El free kick: la penalización estándar
El free kick (golpe franco) es la sanción más común del fútbol australiano. Cuando el árbitro observa una infracción, detiene el juego y concede un free kick al equipo perjudicado. El jugador designado para ejecutar el golpe puede elegir entre patear el balón (kick) o pasarlo mediante handball, desde el punto exacto donde se produjo la infracción.
Las infracciones más comunes que generan un free kick incluyen:
- Holding the ball: retener el balón tras un tackle legal sin intentar deshacerse de él.
- Holding the man: agarrar o retener a un jugador rival que no tiene el balón (equivalente a la falta de obstrucción).
- Illegal tackle: tackle por encima de los hombros, por debajo de las rodillas o empujando por la espalda.
- Rushed behind: enviar el balón deliberadamente hacia el propio arco para conceder un behind (1 punto) al rival en lugar de arriesgarse a que este marque un gol.
- Deliberate out of bounds: enviar el balón deliberadamente fuera del campo para detener el juego.
- Infraction al ejecutar un golpe franco o una marca: cualquier acción irregular del equipo defensor mientras el rival está ejecutando un golpe franco o recogiendo su marca.
La 50 metre penalty: la sanción más temida
La 50 metre penalty es la penalización más severa del fútbol australiano y una de las reglas más dramáticas de cualquier deporte. Se aplica cuando un equipo infringe las normas después de que el árbitro ya ha señalado un free kick o una marca en favor del rival.
Cuando se produce esta situación, el árbitro avanza el punto de tiro exactamente 50 metros hacia la portería del equipo infractor. Si el free kick original estaba a 60 metros de la portería, pasa a estar a 10 metros. Si estaba a 40 metros, el jugador ahora está frente a los postes casi sin ángulo de pérdida. La 50 metre penalty puede convertir una situación de tiro difícil en una casi garantía de gol.
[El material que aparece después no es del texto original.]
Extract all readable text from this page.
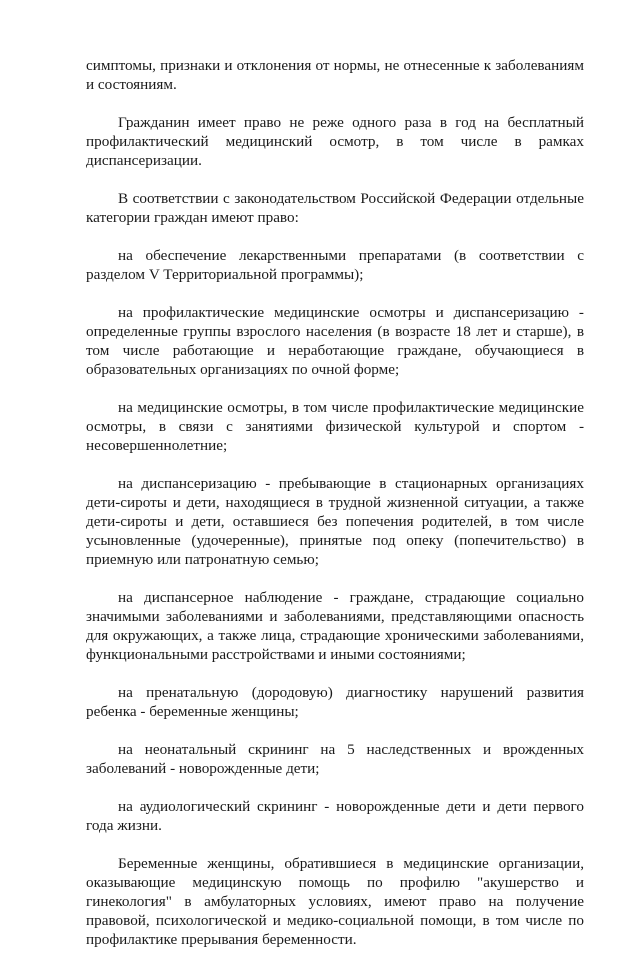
симптомы, признаки и отклонения от нормы, не отнесенные к заболеваниям и состояниям.

Гражданин имеет право не реже одного раза в год на бесплатный профилактический медицинский осмотр, в том числе в рамках диспансеризации.

В соответствии с законодательством Российской Федерации отдельные категории граждан имеют право:

на обеспечение лекарственными препаратами (в соответствии с разделом V Территориальной программы);

на профилактические медицинские осмотры и диспансеризацию - определенные группы взрослого населения (в возрасте 18 лет и старше), в том числе работающие и неработающие граждане, обучающиеся в образовательных организациях по очной форме;

на медицинские осмотры, в том числе профилактические медицинские осмотры, в связи с занятиями физической культурой и спортом - несовершеннолетние;

на диспансеризацию - пребывающие в стационарных организациях дети-сироты и дети, находящиеся в трудной жизненной ситуации, а также дети-сироты и дети, оставшиеся без попечения родителей, в том числе усыновленные (удочеренные), принятые под опеку (попечительство) в приемную или патронатную семью;

на диспансерное наблюдение - граждане, страдающие социально значимыми заболеваниями и заболеваниями, представляющими опасность для окружающих, а также лица, страдающие хроническими заболеваниями, функциональными расстройствами и иными состояниями;

на пренатальную (дородовую) диагностику нарушений развития ребенка - беременные женщины;

на неонатальный скрининг на 5 наследственных и врожденных заболеваний - новорожденные дети;

на аудиологический скрининг - новорожденные дети и дети первого года жизни.

Беременные женщины, обратившиеся в медицинские организации, оказывающие медицинскую помощь по профилю "акушерство и гинекология" в амбулаторных условиях, имеют право на получение правовой, психологической и медико-социальной помощи, в том числе по профилактике прерывания беременности.
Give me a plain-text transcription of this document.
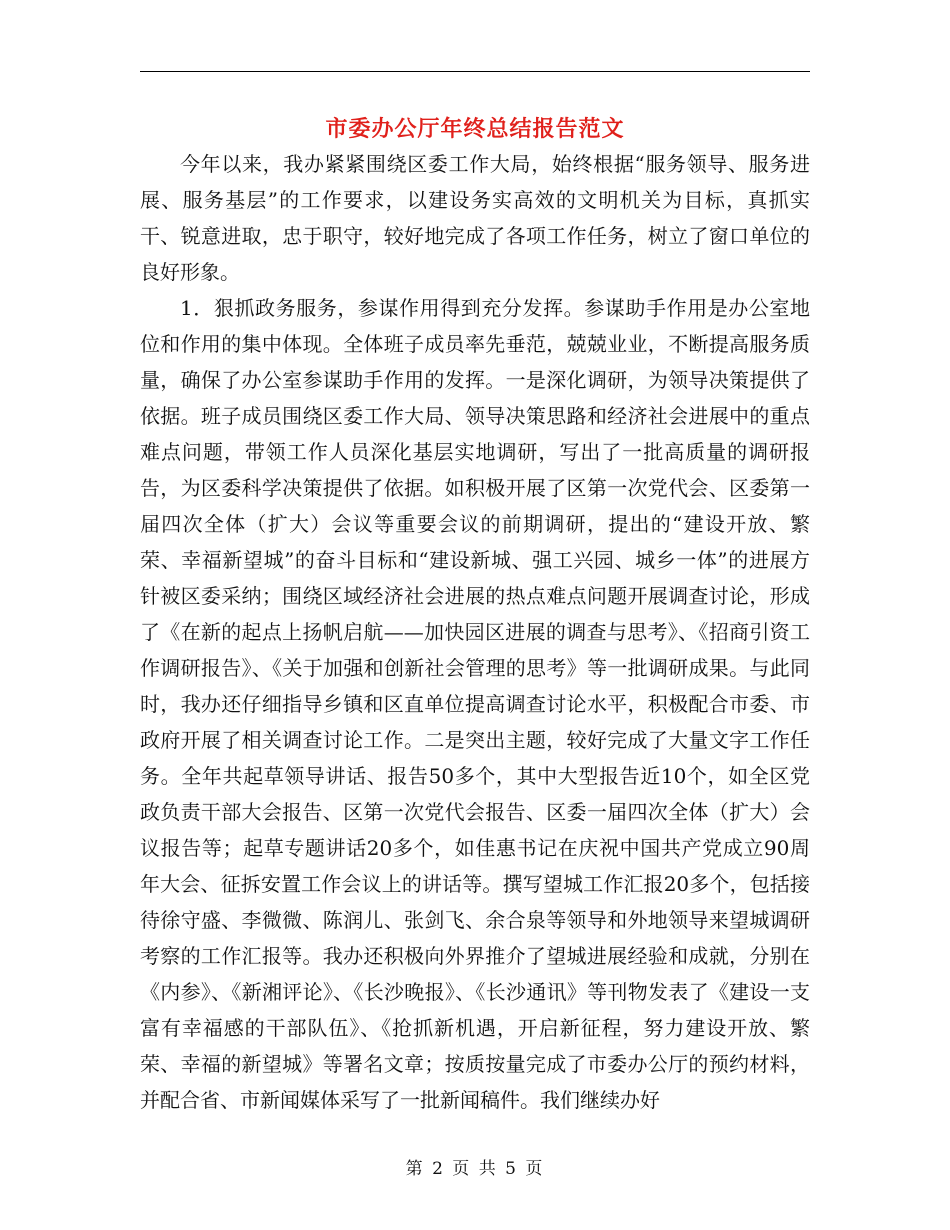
市委办公厅年终总结报告范文

今年以来，我办紧紧围绕区委工作大局，始终根据“服务领导、服务进展、服务基层”的工作要求，以建设务实高效的文明机关为目标，真抓实干、锐意进取，忠于职守，较好地完成了各项工作任务，树立了窗口单位的良好形象。

1．狠抓政务服务，参谋作用得到充分发挥。参谋助手作用是办公室地位和作用的集中体现。全体班子成员率先垂范，兢兢业业，不断提高服务质量，确保了办公室参谋助手作用的发挥。一是深化调研，为领导决策提供了依据。班子成员围绕区委工作大局、领导决策思路和经济社会进展中的重点难点问题，带领工作人员深化基层实地调研，写出了一批高质量的调研报告，为区委科学决策提供了依据。如积极开展了区第一次党代会、区委第一届四次全体（扩大）会议等重要会议的前期调研，提出的“建设开放、繁荣、幸福新望城”的奋斗目标和“建设新城、强工兴园、城乡一体”的进展方针被区委采纳；围绕区域经济社会进展的热点难点问题开展调查讨论，形成了《在新的起点上扬帆启航——加快园区进展的调查与思考》、《招商引资工作调研报告》、《关于加强和创新社会管理的思考》等一批调研成果。与此同时，我办还仔细指导乡镇和区直单位提高调查讨论水平，积极配合市委、市政府开展了相关调查讨论工作。二是突出主题，较好完成了大量文字工作任务。全年共起草领导讲话、报告50多个，其中大型报告近10个，如全区党政负责干部大会报告、区第一次党代会报告、区委一届四次全体（扩大）会议报告等；起草专题讲话20多个，如佳惠书记在庆祝中国共产党成立90周年大会、征拆安置工作会议上的讲话等。撰写望城工作汇报20多个，包括接待徐守盛、李微微、陈润儿、张剑飞、余合泉等领导和外地领导来望城调研考察的工作汇报等。我办还积极向外界推介了望城进展经验和成就，分别在《内参》、《新湘评论》、《长沙晚报》、《长沙通讯》等刊物发表了《建设一支富有幸福感的干部队伍》、《抢抓新机遇，开启新征程，努力建设开放、繁荣、幸福的新望城》等署名文章；按质按量完成了市委办公厅的预约材料，并配合省、市新闻媒体采写了一批新闻稿件。我们继续办好

第 2 页 共 5 页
Las infracciones más habituales que generan la 50 metre penalty incluyen acercarse demasiado al ejecutor del golpe antes de que libere el balón, o hacer contacto con él durante la ejecución.
El sistema de tarjetas
El fútbol australiano utiliza un sistema de tarjetas similar al del fútbol europeo, aunque con algunas particularidades. La tarjeta amarilla supone la exclusión temporal del jugador durante 15 minutos de juego efectivo (lo que en la práctica equivale a un período entero). La tarjeta roja supone la expulsión definitiva, sin posibilidad de sustitución.
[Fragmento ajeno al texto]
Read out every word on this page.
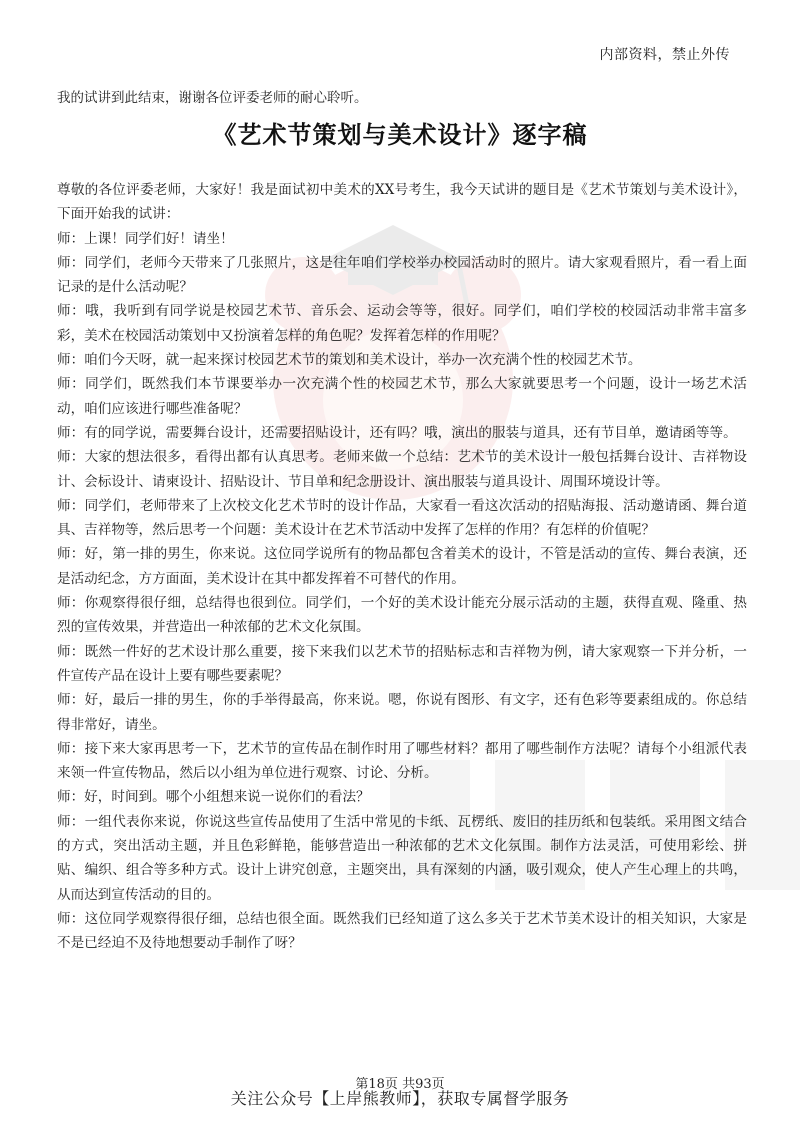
内部资料，禁止外传
我的试讲到此结束，谢谢各位评委老师的耐心聆听。
《艺术节策划与美术设计》逐字稿

尊敬的各位评委老师，大家好！我是面试初中美术的XX号考生，我今天试讲的题目是《艺术节策划与美术设计》，下面开始我的试讲：

师：上课！同学们好！请坐！

师：同学们，老师今天带来了几张照片，这是往年咱们学校举办校园活动时的照片。请大家观看照片，看一看上面记录的是什么活动呢？

师：哦，我听到有同学说是校园艺术节、音乐会、运动会等等，很好。同学们，咱们学校的校园活动非常丰富多彩，美术在校园活动策划中又扮演着怎样的角色呢？发挥着怎样的作用呢？

师：咱们今天呀，就一起来探讨校园艺术节的策划和美术设计，举办一次充满个性的校园艺术节。

师：同学们，既然我们本节课要举办一次充满个性的校园艺术节，那么大家就要思考一个问题，设计一场艺术活动，咱们应该进行哪些准备呢？

师：有的同学说，需要舞台设计，还需要招贴设计，还有吗？哦，演出的服装与道具，还有节目单，邀请函等等。

师：大家的想法很多，看得出都有认真思考。老师来做一个总结：艺术节的美术设计一般包括舞台设计、吉祥物设计、会标设计、请柬设计、招贴设计、节目单和纪念册设计、演出服装与道具设计、周围环境设计等。

师：同学们，老师带来了上次校文化艺术节时的设计作品，大家看一看这次活动的招贴海报、活动邀请函、舞台道具、吉祥物等，然后思考一个问题：美术设计在艺术节活动中发挥了怎样的作用？有怎样的价值呢？

师：好，第一排的男生，你来说。这位同学说所有的物品都包含着美术的设计，不管是活动的宣传、舞台表演，还是活动纪念，方方面面，美术设计在其中都发挥着不可替代的作用。

师：你观察得很仔细，总结得也很到位。同学们，一个好的美术设计能充分展示活动的主题，获得直观、隆重、热烈的宣传效果，并营造出一种浓郁的艺术文化氛围。

师：既然一件好的艺术设计那么重要，接下来我们以艺术节的招贴标志和吉祥物为例，请大家观察一下并分析，一件宣传产品在设计上要有哪些要素呢？

师：好，最后一排的男生，你的手举得最高，你来说。嗯，你说有图形、有文字，还有色彩等要素组成的。你总结得非常好，请坐。

师：接下来大家再思考一下，艺术节的宣传品在制作时用了哪些材料？都用了哪些制作方法呢？请每个小组派代表来领一件宣传物品，然后以小组为单位进行观察、讨论、分析。

师：好，时间到。哪个小组想来说一说你们的看法？

师：一组代表你来说，你说这些宣传品使用了生活中常见的卡纸、瓦楞纸、废旧的挂历纸和包装纸。采用图文结合的方式，突出活动主题，并且色彩鲜艳，能够营造出一种浓郁的艺术文化氛围。制作方法灵活，可使用彩绘、拼贴、编织、组合等多种方式。设计上讲究创意，主题突出，具有深刻的内涵，吸引观众，使人产生心理上的共鸣，从而达到宣传活动的目的。

师：这位同学观察得很仔细，总结也很全面。既然我们已经知道了这么多关于艺术节美术设计的相关知识，大家是不是已经迫不及待地想要动手制作了呀？

第18页 共93页
关注公众号【上岸熊教师】，获取专属督学服务
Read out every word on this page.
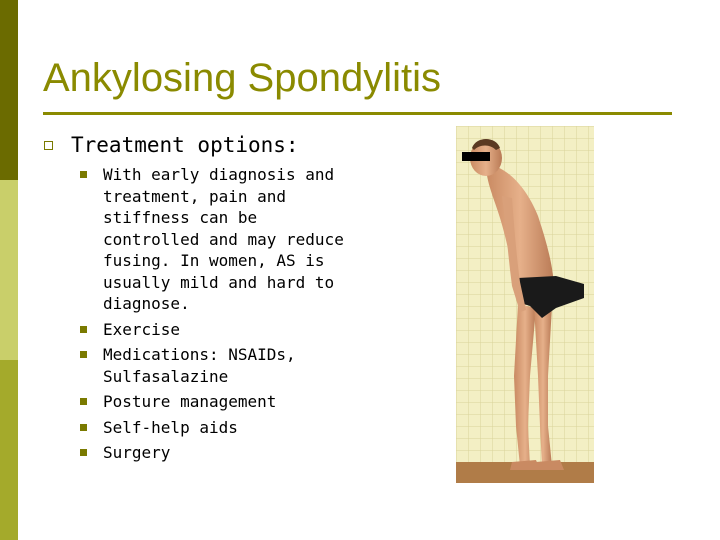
Ankylosing Spondylitis
Treatment options:
With early diagnosis and treatment, pain and stiffness can be controlled and may reduce fusing. In women, AS is usually mild and hard to diagnose.
Exercise
Medications: NSAIDs, Sulfasalazine
Posture management
Self-help aids
Surgery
Sin embargo, las expulsiones directas son relativamente raras en la AFL. El sistema disciplinario preferido es el de las citaciones post-partido, donde la Match Review Officer (una comisión de revisión) analiza las acciones peligrosas después de cada jornada y puede imponer suspensiones de uno a seis partidos o más, dependiendo de la gravedad de la acción. Este sistema retardado implica que los jugadores raramente son castigados en el propio partido, pero saben que sus acciones serán revisadas después.
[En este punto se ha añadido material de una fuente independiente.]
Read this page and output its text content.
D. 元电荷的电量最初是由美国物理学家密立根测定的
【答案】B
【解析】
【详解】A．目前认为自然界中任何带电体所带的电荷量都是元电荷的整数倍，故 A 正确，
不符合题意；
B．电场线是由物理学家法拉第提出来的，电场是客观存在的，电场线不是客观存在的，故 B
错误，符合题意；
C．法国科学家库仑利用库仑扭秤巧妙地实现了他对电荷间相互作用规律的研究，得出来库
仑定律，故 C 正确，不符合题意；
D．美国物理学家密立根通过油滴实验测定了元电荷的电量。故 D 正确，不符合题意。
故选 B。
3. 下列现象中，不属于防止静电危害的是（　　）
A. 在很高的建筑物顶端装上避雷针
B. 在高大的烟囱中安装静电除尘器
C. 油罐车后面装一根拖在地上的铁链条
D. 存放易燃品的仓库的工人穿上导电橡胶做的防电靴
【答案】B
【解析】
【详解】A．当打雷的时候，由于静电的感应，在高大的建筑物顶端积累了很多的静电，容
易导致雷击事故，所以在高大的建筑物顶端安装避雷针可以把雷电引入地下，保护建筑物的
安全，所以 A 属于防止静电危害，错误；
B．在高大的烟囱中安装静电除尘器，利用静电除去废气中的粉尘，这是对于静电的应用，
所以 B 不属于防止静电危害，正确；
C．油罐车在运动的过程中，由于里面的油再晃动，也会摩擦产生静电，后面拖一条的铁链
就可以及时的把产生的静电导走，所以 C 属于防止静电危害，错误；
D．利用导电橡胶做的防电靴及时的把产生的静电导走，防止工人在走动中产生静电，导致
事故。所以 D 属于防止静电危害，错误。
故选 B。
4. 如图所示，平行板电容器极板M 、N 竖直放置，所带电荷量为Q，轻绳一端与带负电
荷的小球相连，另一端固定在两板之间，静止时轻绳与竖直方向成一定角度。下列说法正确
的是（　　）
El rushed behind deliberado
Una regla peculiar del fútbol australiano es la que prohíbe enviar el balón deliberadamente hacia el propio arco para que el rival solo anote un behind (1 punto) en lugar de intentar marcar un gol (6 puntos). Si el árbitro considera que un defensor ha empujado el balón al propio arco de forma deliberada para evitar un gol, puede conceder el gol directamente al equipo atacante. Esta regla pretende evitar el juego defensivo extremo en el que los equipos prefieren regalar puntos de behind antes de arriesgarse a conceder un gol.